Get into the settings, too! Make sure only the host can share their screen and lock a meeting as soon as it starts, so nobody will enter from that point on. Here’s another important thing to keep in mind: the ID and password you use for Zoom meetings have to be unique.
- Ensure Secure Online Banking
Freelancers don’t usually get a regular paycheck on a certain date. They get a random flow of money, depending on their project completion deadlines. Their clients pay through eWallets or use online banking to transfer money. A security breach in your online banking platforms is the last thing you need.
Handle your funds with accredited services and software, and never share your login details with anyone! You can add an extra layer of security by changing your passwords from time to time.
- Strengthen Your Wi-Fi Network’s Security
When you work from home, changing the password to your network is the first thing you should do. You can do that by typing the address “192.168.1.1” into your browser. Your password should be difficult to guess, and you should always change it after sharing it with guests.
Network encryption is also important. You’ll need to access the security setting on your wireless configuration page. There, you’ll be able to choose between a few security methods. WPA2 is the strongest and recommended one.
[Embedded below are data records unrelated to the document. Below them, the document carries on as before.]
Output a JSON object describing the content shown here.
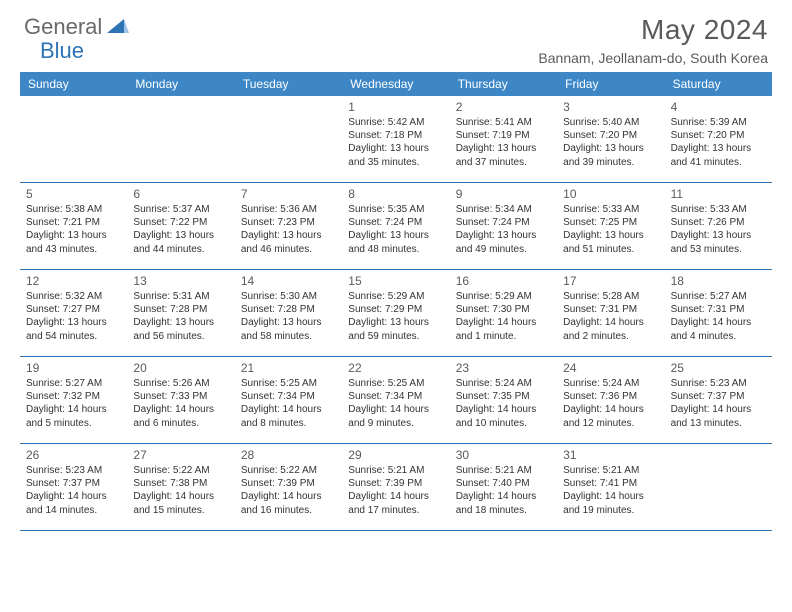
{
  "logo": {
    "text1": "General",
    "text2": "Blue"
  },
  "title": "May 2024",
  "location": "Bannam, Jeollanam-do, South Korea",
  "colors": {
    "header_bg": "#3d87c7",
    "header_text": "#ffffff",
    "border": "#2e74b5",
    "body_text": "#333333",
    "muted_text": "#5a5a5a",
    "logo_gray": "#6a6a6a",
    "logo_blue": "#2e74b5",
    "page_bg": "#ffffff"
  },
  "daynames": [
    "Sunday",
    "Monday",
    "Tuesday",
    "Wednesday",
    "Thursday",
    "Friday",
    "Saturday"
  ],
  "layout": {
    "first_weekday_index": 3,
    "days_in_month": 31,
    "cols": 7
  },
  "fonts": {
    "title_size": 28,
    "location_size": 14,
    "dayname_size": 12,
    "daynum_size": 12,
    "body_size": 10
  },
  "days": [
    {
      "n": 1,
      "sunrise": "5:42 AM",
      "sunset": "7:18 PM",
      "daylight": "13 hours and 35 minutes."
    },
    {
      "n": 2,
      "sunrise": "5:41 AM",
      "sunset": "7:19 PM",
      "daylight": "13 hours and 37 minutes."
    },
    {
      "n": 3,
      "sunrise": "5:40 AM",
      "sunset": "7:20 PM",
      "daylight": "13 hours and 39 minutes."
    },
    {
      "n": 4,
      "sunrise": "5:39 AM",
      "sunset": "7:20 PM",
      "daylight": "13 hours and 41 minutes."
    },
    {
      "n": 5,
      "sunrise": "5:38 AM",
      "sunset": "7:21 PM",
      "daylight": "13 hours and 43 minutes."
    },
    {
      "n": 6,
      "sunrise": "5:37 AM",
      "sunset": "7:22 PM",
      "daylight": "13 hours and 44 minutes."
    },
    {
      "n": 7,
      "sunrise": "5:36 AM",
      "sunset": "7:23 PM",
      "daylight": "13 hours and 46 minutes."
    },
    {
      "n": 8,
      "sunrise": "5:35 AM",
      "sunset": "7:24 PM",
      "daylight": "13 hours and 48 minutes."
    },
    {
      "n": 9,
      "sunrise": "5:34 AM",
      "sunset": "7:24 PM",
      "daylight": "13 hours and 49 minutes."
    },
    {
      "n": 10,
      "sunrise": "5:33 AM",
      "sunset": "7:25 PM",
      "daylight": "13 hours and 51 minutes."
    },
    {
      "n": 11,
      "sunrise": "5:33 AM",
      "sunset": "7:26 PM",
      "daylight": "13 hours and 53 minutes."
    },
    {
      "n": 12,
      "sunrise": "5:32 AM",
      "sunset": "7:27 PM",
      "daylight": "13 hours and 54 minutes."
    },
    {
      "n": 13,
      "sunrise": "5:31 AM",
      "sunset": "7:28 PM",
      "daylight": "13 hours and 56 minutes."
    },
    {
      "n": 14,
      "sunrise": "5:30 AM",
      "sunset": "7:28 PM",
      "daylight": "13 hours and 58 minutes."
    },
    {
      "n": 15,
      "sunrise": "5:29 AM",
      "sunset": "7:29 PM",
      "daylight": "13 hours and 59 minutes."
    },
    {
      "n": 16,
      "sunrise": "5:29 AM",
      "sunset": "7:30 PM",
      "daylight": "14 hours and 1 minute."
    },
    {
      "n": 17,
      "sunrise": "5:28 AM",
      "sunset": "7:31 PM",
      "daylight": "14 hours and 2 minutes."
    },
    {
      "n": 18,
      "sunrise": "5:27 AM",
      "sunset": "7:31 PM",
      "daylight": "14 hours and 4 minutes."
    },
    {
      "n": 19,
      "sunrise": "5:27 AM",
      "sunset": "7:32 PM",
      "daylight": "14 hours and 5 minutes."
    },
    {
      "n": 20,
      "sunrise": "5:26 AM",
      "sunset": "7:33 PM",
      "daylight": "14 hours and 6 minutes."
    },
    {
      "n": 21,
      "sunrise": "5:25 AM",
      "sunset": "7:34 PM",
      "daylight": "14 hours and 8 minutes."
    },
    {
      "n": 22,
      "sunrise": "5:25 AM",
      "sunset": "7:34 PM",
      "daylight": "14 hours and 9 minutes."
    },
    {
      "n": 23,
      "sunrise": "5:24 AM",
      "sunset": "7:35 PM",
      "daylight": "14 hours and 10 minutes."
    },
    {
      "n": 24,
      "sunrise": "5:24 AM",
      "sunset": "7:36 PM",
      "daylight": "14 hours and 12 minutes."
    },
    {
      "n": 25,
      "sunrise": "5:23 AM",
      "sunset": "7:37 PM",
      "daylight": "14 hours and 13 minutes."
    },
    {
      "n": 26,
      "sunrise": "5:23 AM",
      "sunset": "7:37 PM",
      "daylight": "14 hours and 14 minutes."
    },
    {
      "n": 27,
      "sunrise": "5:22 AM",
      "sunset": "7:38 PM",
      "daylight": "14 hours and 15 minutes."
    },
    {
      "n": 28,
      "sunrise": "5:22 AM",
      "sunset": "7:39 PM",
      "daylight": "14 hours and 16 minutes."
    },
    {
      "n": 29,
      "sunrise": "5:21 AM",
      "sunset": "7:39 PM",
      "daylight": "14 hours and 17 minutes."
    },
    {
      "n": 30,
      "sunrise": "5:21 AM",
      "sunset": "7:40 PM",
      "daylight": "14 hours and 18 minutes."
    },
    {
      "n": 31,
      "sunrise": "5:21 AM",
      "sunset": "7:41 PM",
      "daylight": "14 hours and 19 minutes."
    }
  ],
  "labels": {
    "sunrise": "Sunrise:",
    "sunset": "Sunset:",
    "daylight": "Daylight:"
  }
}
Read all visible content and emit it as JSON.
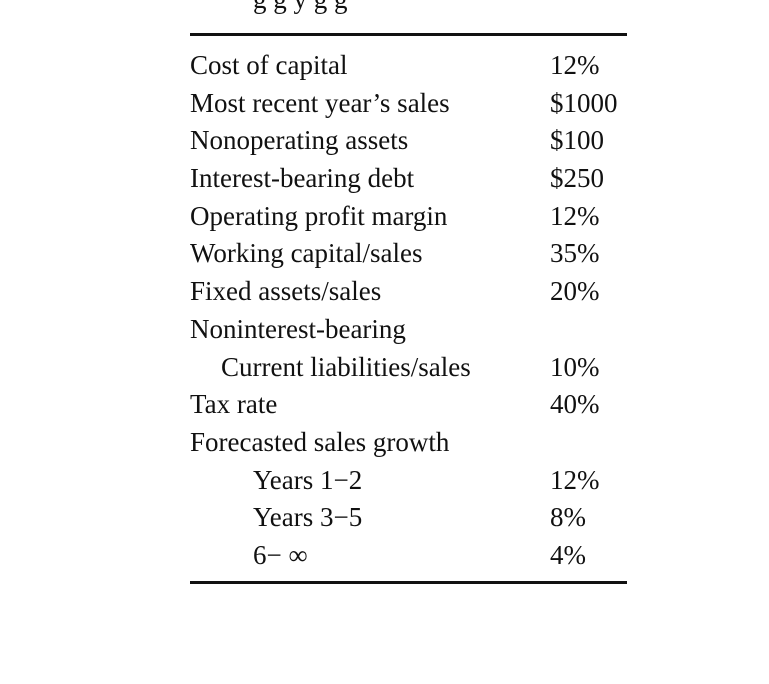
{
  "header_fragment": "g  g    y    g  g",
  "table": {
    "rows": [
      {
        "label": "Cost of capital",
        "value": "12%",
        "indent": 0
      },
      {
        "label": "Most recent year’s sales",
        "value": "$1000",
        "indent": 0
      },
      {
        "label": "Nonoperating assets",
        "value": "$100",
        "indent": 0
      },
      {
        "label": "Interest-bearing debt",
        "value": "$250",
        "indent": 0
      },
      {
        "label": "Operating profit margin",
        "value": "12%",
        "indent": 0
      },
      {
        "label": "Working capital/sales",
        "value": "35%",
        "indent": 0
      },
      {
        "label": "Fixed assets/sales",
        "value": "20%",
        "indent": 0
      },
      {
        "label": "Noninterest-bearing",
        "value": "",
        "indent": 0
      },
      {
        "label": "Current liabilities/sales",
        "value": "10%",
        "indent": 1
      },
      {
        "label": "Tax rate",
        "value": "40%",
        "indent": 0
      },
      {
        "label": "Forecasted sales growth",
        "value": "",
        "indent": 0
      },
      {
        "label": "Years 1−2",
        "value": "12%",
        "indent": 2
      },
      {
        "label": "Years 3−5",
        "value": "8%",
        "indent": 2
      },
      {
        "label": "6− ∞",
        "value": "4%",
        "indent": 2
      }
    ]
  }
}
- Stick to Secure Email Practices
Email is a popular medium for spreading all kinds of malware, ransomware, and social engineering attacks. The first rule to remember is to never send sensitive data (such as passwords) in email messages. You shouldn’t open any unexpected attachments, as they may contain viruses. When you open a message from an unknown sender and it contains a link, do not click on it!
Remote workers have to be constantly aware of security threats. You don’t have to become obsessed or paranoid, though. All it takes are a few simple practices that can prevent malware, phishing attacks, or data exposure from occurring. If you haven’t installed a security app and a VPN service, that’s where you can start!